Per-async-context scoping. The metadata mapping lives in a ContextVar, which Python copies on async-task creation. Fan-out instances and parallel-branches each receive their own copy at dispatch time; an instance that calls set_invocation_metadata does NOT leak its augmentation to sibling instances. This is the canonical pattern for per-instance identifiers:

# Each fan-out instance adds its own productId; siblings stay clean
async def evaluate_product(state: ProductState) -> dict[str, Any]:
    set_invocation_metadata(productId=state.product_id)
    return await score_product(state)

Augmentation within the parent context (before fan-out dispatch, or in code that runs serially) flows forward to subsequent spans in that context, per normal ContextVar semantics.

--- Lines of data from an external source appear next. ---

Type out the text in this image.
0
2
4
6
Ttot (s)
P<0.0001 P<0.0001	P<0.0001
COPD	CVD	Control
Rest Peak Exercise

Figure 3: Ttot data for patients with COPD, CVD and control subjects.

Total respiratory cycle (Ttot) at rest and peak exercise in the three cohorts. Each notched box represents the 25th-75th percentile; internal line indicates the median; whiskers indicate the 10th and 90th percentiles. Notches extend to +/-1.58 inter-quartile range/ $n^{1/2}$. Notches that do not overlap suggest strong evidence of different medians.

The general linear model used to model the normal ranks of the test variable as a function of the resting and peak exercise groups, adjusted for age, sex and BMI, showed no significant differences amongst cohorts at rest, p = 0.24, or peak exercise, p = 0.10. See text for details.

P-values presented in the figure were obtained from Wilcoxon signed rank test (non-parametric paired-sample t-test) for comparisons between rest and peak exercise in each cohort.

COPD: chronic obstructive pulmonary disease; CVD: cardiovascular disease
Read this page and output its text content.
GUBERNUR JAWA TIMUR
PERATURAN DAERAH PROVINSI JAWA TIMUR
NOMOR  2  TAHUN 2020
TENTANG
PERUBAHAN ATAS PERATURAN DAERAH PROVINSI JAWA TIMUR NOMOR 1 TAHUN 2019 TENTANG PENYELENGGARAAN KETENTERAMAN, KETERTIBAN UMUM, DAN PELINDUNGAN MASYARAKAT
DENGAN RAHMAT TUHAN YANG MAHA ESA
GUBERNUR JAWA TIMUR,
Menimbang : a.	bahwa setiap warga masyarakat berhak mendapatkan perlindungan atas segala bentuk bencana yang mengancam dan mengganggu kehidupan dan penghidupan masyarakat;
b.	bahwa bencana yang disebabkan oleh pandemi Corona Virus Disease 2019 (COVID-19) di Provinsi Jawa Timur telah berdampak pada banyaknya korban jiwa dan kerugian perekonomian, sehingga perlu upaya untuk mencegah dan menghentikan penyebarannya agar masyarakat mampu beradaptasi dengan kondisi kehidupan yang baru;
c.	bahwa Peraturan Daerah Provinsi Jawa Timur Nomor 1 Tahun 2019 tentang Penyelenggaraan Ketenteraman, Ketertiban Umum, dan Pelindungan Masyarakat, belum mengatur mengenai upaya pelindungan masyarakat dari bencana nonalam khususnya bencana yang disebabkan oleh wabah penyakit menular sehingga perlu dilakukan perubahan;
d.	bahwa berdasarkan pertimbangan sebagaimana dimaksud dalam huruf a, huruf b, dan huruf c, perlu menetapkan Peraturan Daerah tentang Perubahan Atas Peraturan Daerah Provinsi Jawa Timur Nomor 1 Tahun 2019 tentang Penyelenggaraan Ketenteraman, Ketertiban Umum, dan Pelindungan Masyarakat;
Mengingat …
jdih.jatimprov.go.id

Reading the in-scope metadata

openarmature.observability.current_invocation_metadata() returns the live mapping (or an empty MappingProxyType outside an invocation). Observers and capability code read this to surface the entries on backend-specific records; user code typically uses set_invocation_metadata to write and lets the framework propagate.

OpenTelemetry mapping (opt-in)

Install with the [otel] extra:

pip install 'openarmature[otel]'

OTelObserver maps node events to OTel spans + structured log correlation:

  • Each node started / completed pair becomes one span.
  • Subgraph hierarchy is reflected in span parent-child structure.
  • Spec error categories map to OTel Status.ERROR with semantic attributes.
  • Log records emitted during node execution carry the active span's trace_id / span_id plus an openarmature.correlation_id attribute, so the join key survives the OTel boundary.

TracerProvider isolation

OTelObserver constructs a private TracerProvider from the processor you supply. It never registers globally and never reads get_tracer_provider(). This isolation is intentional.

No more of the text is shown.